Sur le plan politique, son passage au gouvernement en tant que ministre de la Justice a laissé une empreinte durable. Bien que contraint de quitter l’exécutif plus tard, son retour à un poste aussi stratégique que la présidence du Conseil constitutionnel est perçu comme un signal fort de la part du pouvoir en place.

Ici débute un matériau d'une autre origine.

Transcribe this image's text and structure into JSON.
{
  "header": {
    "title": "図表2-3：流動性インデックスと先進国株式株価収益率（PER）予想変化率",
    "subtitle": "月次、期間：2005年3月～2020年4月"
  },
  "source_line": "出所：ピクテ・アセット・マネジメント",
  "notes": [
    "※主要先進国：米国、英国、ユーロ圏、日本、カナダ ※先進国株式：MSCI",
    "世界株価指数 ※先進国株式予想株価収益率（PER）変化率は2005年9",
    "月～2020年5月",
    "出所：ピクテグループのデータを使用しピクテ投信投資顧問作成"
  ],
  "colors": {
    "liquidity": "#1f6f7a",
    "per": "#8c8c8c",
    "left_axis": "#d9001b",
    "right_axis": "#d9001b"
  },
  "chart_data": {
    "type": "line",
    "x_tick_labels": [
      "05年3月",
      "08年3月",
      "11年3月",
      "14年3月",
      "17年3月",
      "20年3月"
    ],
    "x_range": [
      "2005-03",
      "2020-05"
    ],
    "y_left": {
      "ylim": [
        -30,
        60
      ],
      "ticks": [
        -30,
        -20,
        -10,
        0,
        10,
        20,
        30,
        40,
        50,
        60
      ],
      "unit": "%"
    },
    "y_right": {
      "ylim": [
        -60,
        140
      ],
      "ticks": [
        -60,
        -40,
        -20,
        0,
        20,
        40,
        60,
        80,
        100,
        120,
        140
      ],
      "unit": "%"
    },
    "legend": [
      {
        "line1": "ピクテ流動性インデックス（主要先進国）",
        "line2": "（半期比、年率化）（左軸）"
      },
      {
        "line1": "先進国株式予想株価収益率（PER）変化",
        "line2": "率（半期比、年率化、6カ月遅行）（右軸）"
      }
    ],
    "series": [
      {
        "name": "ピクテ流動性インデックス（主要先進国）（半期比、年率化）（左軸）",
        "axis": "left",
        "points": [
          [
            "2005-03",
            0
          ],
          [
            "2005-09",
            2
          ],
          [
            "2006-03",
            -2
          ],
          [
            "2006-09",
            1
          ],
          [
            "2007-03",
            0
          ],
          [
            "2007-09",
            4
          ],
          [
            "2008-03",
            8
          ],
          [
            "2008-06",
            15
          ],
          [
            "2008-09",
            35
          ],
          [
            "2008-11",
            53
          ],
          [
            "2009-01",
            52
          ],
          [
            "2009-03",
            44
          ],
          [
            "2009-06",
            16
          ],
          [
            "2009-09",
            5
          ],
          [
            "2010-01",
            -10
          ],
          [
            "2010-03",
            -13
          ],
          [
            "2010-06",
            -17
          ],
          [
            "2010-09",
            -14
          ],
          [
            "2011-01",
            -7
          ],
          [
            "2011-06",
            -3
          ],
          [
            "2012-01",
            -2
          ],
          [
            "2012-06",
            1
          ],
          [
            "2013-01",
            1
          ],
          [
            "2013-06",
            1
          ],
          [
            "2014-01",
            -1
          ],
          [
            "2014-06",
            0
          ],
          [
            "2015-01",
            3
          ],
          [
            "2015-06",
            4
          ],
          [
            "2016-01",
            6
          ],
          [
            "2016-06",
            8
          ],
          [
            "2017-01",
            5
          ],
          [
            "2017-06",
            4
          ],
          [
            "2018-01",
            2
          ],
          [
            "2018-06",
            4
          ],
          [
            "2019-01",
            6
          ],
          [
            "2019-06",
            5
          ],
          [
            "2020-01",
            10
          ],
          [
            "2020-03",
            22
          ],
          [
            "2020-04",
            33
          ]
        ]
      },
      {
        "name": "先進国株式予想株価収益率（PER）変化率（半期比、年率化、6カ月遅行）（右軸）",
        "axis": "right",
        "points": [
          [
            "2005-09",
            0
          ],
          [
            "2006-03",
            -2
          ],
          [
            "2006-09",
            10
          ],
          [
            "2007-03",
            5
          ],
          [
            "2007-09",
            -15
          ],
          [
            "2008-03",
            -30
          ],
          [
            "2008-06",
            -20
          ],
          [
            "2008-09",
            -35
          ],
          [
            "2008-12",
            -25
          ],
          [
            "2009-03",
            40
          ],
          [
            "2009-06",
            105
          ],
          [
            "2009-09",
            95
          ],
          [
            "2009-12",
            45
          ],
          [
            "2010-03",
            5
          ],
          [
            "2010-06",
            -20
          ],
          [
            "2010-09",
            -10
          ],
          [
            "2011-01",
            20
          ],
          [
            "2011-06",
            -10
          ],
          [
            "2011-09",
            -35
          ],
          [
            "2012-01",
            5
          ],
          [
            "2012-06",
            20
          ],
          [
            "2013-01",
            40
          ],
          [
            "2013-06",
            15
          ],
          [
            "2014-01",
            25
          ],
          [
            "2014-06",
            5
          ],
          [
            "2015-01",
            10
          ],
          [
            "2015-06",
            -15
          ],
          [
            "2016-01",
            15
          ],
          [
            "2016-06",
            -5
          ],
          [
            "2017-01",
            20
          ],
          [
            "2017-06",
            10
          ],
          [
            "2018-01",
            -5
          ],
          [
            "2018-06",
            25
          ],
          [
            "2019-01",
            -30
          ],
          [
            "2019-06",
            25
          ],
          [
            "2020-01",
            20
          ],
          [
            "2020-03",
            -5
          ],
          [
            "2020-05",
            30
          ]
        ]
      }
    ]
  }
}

Un arbitre essentiel pour la démocratie

Le Conseil constitutionnel joue un rôle central dans le paysage institutionnel sénégalais. Chargé de veiller au respect de la Constitution, il intervient régulièrement dans les litiges électoraux et les réformes majeures. Récemment, il a été au cœur des débats sur la révision constitutionnelle, un dossier sensible qui a mobilisé l’opinion publique.

Avec Ousmane Diagne à sa tête, cette institution gagne en expérience et en légitimité. Son profil, à la fois judiciaire et politique, en fait un acteur incontournable pour garantir la stabilité et la transparence des institutions. Les observateurs s’attendent à ce que sa nomination renforce la crédibilité du Conseil constitutionnel et, par ricochet, celle du système démocratique sénégalais.

Cette transition survient dans un contexte où la justice sénégalaise est plus que jamais sous les projecteurs. Entre les défis de la gouvernance et les attentes citoyennes, la nomination d’Ousmane Diagne pourrait bien marquer le début d’une nouvelle ère pour la plus haute juridiction du pays.